Pro: Rebellion Against 'The Man'
Apple argues that by keeping firm control over the hardware that runs its software, it's able to maintain quality and a consistent experience. But with all the App Store rejections, limitations on software developers, and usage restrictions (MMS is here finally, but where is tethering?), some people feel constrained by what the iPhone can't do. Apple has been very clear that it isn't happy with iPhone hacking, so if you're the kind of person who likes to rush out of the electronics store without letting the security guard check your receipt, you may find a rebellious thrill in jailbreaking.
Pro: Third-Party Apps Galore
Cydia and its newer, lighter competitor Icy are the unofficial app stores available only to jailbreakers.
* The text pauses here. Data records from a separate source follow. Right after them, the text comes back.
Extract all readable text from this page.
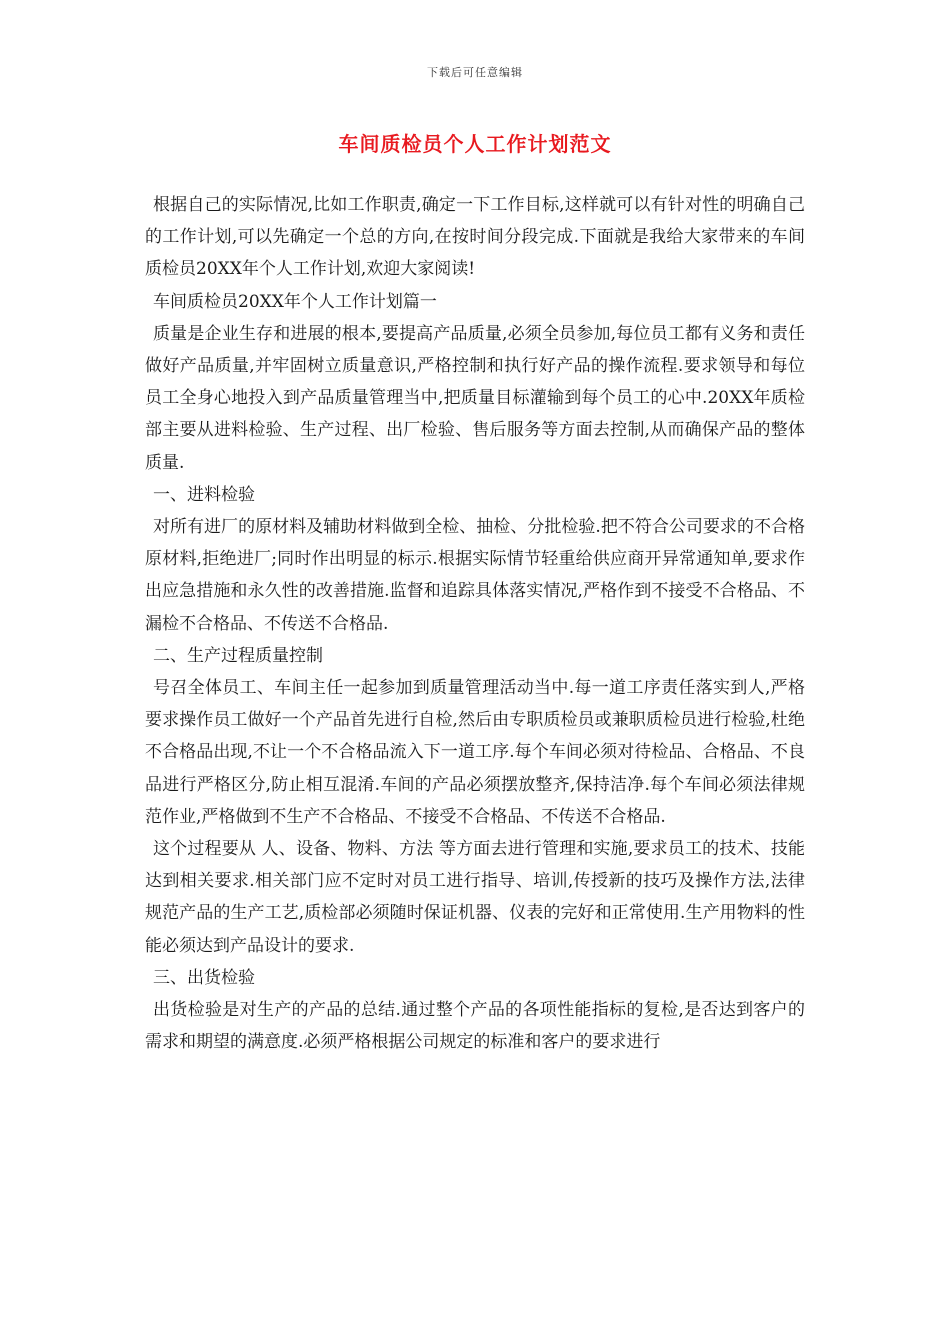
下载后可任意编辑
车间质检员个人工作计划范文

根据自己的实际情况,比如工作职责,确定一下工作目标,这样就可以有针对性的明确自己的工作计划,可以先确定一个总的方向,在按时间分段完成.下面就是我给大家带来的车间质检员20XX年个人工作计划,欢迎大家阅读!

车间质检员20XX年个人工作计划篇一

质量是企业生存和进展的根本,要提高产品质量,必须全员参加,每位员工都有义务和责任做好产品质量,并牢固树立质量意识,严格控制和执行好产品的操作流程.要求领导和每位员工全身心地投入到产品质量管理当中,把质量目标灌输到每个员工的心中.20XX年质检部主要从进料检验、生产过程、出厂检验、售后服务等方面去控制,从而确保产品的整体质量.

一、进料检验

对所有进厂的原材料及辅助材料做到全检、抽检、分批检验.把不符合公司要求的不合格原材料,拒绝进厂;同时作出明显的标示.根据实际情节轻重给供应商开异常通知单,要求作出应急措施和永久性的改善措施.监督和追踪具体落实情况,严格作到不接受不合格品、不漏检不合格品、不传送不合格品.

二、生产过程质量控制

号召全体员工、车间主任一起参加到质量管理活动当中.每一道工序责任落实到人,严格要求操作员工做好一个产品首先进行自检,然后由专职质检员或兼职质检员进行检验,杜绝不合格品出现,不让一个不合格品流入下一道工序.每个车间必须对待检品、合格品、不良品进行严格区分,防止相互混淆.车间的产品必须摆放整齐,保持洁净.每个车间必须法律规范作业,严格做到不生产不合格品、不接受不合格品、不传送不合格品.

这个过程要从 人、设备、物料、方法 等方面去进行管理和实施,要求员工的技术、技能达到相关要求.相关部门应不定时对员工进行指导、培训,传授新的技巧及操作方法,法律规范产品的生产工艺,质检部必须随时保证机器、仪表的完好和正常使用.生产用物料的性能必须达到产品设计的要求.

三、出货检验

出货检验是对生产的产品的总结.通过整个产品的各项性能指标的复检,是否达到客户的需求和期望的满意度.必须严格根据公司规定的标准和客户的要求进行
In these stores, you'll find hundreds of terrific apps that have been rejected from the App Store for providing features that Apple would rather you not have. Examples? Cycorder is a camera app that enables video-recording on pre-3GS iPhones; PDANet allows tethering of your 3G connection to your laptop; and GVMobile is an app for the Google Voice service. Plus, you can still get free and paid apps from the official App Store, so jailbreakers get the best of both worlds.
Pro: Total UI Customization
The iPhone's user interface is excellent, but there is just something cool in giving your phone a Snow Leopard facelift. Or making your home screen look like a vending machine. Jailbreaking lets you do that, and much more. With the Winterboard app, you can install any of the vast number of skins available. Jailbreaking also lets you install systemwide add-ons such as SBSettings, which enables quick access to your system settings from within any app. You can even add a fifth icon to the dock at the bottom of all iPhone screens or change system sounds (like adding some new text message tones to the scant built-in set of six). The list goes on and on.